A number of multi-billion dollar funds are currently fundraising or have closed in the last 12 months, such the $13 billion Advent International Global Private Equity VIII, and the €7 billion Sixth Cinven Fund. Many of these vehicles will have to look outside their equity ticket ‘sweet spot’ to deploy capital.
“In the current environment, sponsors certainly need to be more creative to find new deals and ways to create value,” Paz Galindo said, noting a trend for buy-and-build transactions.
“As part of searching for new opportunities to invest, sponsors are more and more looking at platforms for a buy and build strategy, where they can deploy subsequently more capital and generate returns through synergies and scale.”
In the third quarter of 2015, platform companies carried out 125 add-on transactions in Europe, the highest number since Q2 2008, and 404 add-ons over the year, up on 2014, according to Silverfleet Capital’s report European Buy & Build in 2015.
And the data is there to back up the thesis. A study from Boston Consulting Group shows that investments in which a portfolio company acts as a platform for further add-on acquisitions outperform standalone deals, generating an average IRR of 31.6 percent from entry to exit compared to 23.1 percent for standalone deals.

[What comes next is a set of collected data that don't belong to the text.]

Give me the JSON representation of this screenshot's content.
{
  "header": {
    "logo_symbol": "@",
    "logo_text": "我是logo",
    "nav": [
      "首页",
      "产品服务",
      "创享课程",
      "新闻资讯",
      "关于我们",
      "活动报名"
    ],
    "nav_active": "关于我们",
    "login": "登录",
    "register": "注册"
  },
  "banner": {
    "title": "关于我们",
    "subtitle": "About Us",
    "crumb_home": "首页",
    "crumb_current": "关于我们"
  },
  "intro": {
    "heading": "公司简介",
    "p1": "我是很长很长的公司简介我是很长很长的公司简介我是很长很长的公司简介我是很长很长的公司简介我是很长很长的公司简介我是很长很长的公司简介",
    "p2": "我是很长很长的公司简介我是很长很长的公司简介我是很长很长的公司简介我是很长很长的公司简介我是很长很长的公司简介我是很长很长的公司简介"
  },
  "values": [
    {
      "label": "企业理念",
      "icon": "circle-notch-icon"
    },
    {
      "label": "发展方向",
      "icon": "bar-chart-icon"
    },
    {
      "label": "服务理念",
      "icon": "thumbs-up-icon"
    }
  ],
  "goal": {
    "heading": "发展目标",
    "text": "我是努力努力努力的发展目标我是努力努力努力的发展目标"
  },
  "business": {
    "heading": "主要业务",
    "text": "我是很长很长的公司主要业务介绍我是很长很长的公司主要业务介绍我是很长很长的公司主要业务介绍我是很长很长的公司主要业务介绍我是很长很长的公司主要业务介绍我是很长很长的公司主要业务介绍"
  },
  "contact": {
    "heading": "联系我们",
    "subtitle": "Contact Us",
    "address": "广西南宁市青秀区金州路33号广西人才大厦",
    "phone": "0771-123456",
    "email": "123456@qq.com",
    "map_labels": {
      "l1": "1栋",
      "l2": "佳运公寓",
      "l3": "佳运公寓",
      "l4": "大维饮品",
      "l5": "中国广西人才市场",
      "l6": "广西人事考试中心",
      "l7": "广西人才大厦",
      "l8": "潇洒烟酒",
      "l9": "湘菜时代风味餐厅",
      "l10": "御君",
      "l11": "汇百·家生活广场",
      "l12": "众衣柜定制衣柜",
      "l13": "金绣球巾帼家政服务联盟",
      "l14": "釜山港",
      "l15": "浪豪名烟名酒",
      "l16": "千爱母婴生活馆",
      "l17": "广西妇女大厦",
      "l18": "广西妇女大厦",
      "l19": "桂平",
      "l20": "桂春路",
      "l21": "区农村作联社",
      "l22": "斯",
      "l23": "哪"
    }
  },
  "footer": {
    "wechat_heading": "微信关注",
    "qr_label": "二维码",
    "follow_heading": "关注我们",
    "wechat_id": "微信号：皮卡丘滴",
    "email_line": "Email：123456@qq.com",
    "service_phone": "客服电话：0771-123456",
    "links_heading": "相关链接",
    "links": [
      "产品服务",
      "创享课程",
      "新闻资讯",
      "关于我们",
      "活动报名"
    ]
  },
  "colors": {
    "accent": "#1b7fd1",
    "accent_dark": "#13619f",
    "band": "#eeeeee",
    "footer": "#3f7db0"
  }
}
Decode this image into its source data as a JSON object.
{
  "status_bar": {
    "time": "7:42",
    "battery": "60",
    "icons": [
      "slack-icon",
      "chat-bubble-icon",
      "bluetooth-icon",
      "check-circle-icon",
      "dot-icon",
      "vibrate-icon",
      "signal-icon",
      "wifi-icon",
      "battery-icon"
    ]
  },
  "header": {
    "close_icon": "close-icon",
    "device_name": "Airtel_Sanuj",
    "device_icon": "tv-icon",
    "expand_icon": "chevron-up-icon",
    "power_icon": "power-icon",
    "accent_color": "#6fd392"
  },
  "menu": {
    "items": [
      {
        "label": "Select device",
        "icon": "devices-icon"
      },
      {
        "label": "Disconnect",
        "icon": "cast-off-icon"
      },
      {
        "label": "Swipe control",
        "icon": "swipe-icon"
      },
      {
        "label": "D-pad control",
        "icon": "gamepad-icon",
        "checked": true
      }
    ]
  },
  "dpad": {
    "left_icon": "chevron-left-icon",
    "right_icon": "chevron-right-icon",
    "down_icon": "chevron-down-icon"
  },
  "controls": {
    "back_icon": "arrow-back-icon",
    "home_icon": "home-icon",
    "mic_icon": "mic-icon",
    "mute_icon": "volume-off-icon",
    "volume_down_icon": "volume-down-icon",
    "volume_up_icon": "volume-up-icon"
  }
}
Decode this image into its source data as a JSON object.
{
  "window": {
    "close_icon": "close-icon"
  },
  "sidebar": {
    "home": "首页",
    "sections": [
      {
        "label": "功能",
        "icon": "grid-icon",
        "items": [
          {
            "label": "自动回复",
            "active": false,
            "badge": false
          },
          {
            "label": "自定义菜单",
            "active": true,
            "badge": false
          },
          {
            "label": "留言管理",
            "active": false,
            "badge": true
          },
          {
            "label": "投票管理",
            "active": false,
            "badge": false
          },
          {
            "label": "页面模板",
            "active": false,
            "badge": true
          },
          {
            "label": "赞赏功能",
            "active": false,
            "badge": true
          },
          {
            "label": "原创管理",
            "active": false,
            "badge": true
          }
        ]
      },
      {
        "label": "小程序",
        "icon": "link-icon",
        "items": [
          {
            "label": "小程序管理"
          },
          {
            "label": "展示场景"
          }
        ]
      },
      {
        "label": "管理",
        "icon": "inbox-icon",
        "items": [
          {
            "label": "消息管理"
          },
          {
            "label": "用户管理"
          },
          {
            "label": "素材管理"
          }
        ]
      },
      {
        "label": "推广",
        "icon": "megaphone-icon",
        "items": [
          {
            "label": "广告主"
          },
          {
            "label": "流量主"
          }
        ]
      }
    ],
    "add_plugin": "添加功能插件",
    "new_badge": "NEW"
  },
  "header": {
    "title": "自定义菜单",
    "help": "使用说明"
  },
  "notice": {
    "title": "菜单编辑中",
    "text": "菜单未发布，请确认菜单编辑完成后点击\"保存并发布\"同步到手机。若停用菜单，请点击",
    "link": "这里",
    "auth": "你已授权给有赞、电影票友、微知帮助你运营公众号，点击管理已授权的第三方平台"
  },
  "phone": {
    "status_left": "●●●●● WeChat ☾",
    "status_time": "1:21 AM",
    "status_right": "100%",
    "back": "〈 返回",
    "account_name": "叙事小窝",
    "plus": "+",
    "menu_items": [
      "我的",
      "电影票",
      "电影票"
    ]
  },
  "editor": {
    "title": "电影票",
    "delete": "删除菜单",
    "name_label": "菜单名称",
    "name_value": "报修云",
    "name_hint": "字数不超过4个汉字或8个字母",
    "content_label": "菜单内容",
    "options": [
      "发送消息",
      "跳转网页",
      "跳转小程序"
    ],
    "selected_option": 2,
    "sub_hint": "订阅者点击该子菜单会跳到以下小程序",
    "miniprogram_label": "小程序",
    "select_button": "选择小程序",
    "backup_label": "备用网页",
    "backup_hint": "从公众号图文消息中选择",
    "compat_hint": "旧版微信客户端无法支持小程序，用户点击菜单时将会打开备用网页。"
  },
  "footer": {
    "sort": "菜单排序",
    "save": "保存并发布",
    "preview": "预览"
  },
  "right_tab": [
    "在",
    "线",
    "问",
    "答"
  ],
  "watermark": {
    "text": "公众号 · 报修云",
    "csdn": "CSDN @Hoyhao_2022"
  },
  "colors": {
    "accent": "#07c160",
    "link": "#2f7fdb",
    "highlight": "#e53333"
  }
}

The average hold period for a private equity portfolio company has increased from around 4 years in 2009 to 6 years today as GPs work their businesses harder to drive money-on-money returns, Paz Galindo noted.
Although longer hold periods have a negative effect on IRRs, the aim is to generate roughly the same returns for investors in absolute terms.
One result of this trend is that pure-play private equity funds are starting to compete with infrastructure funds, particularly on very stable, low yield assets in the cross-over point between the two asset classes.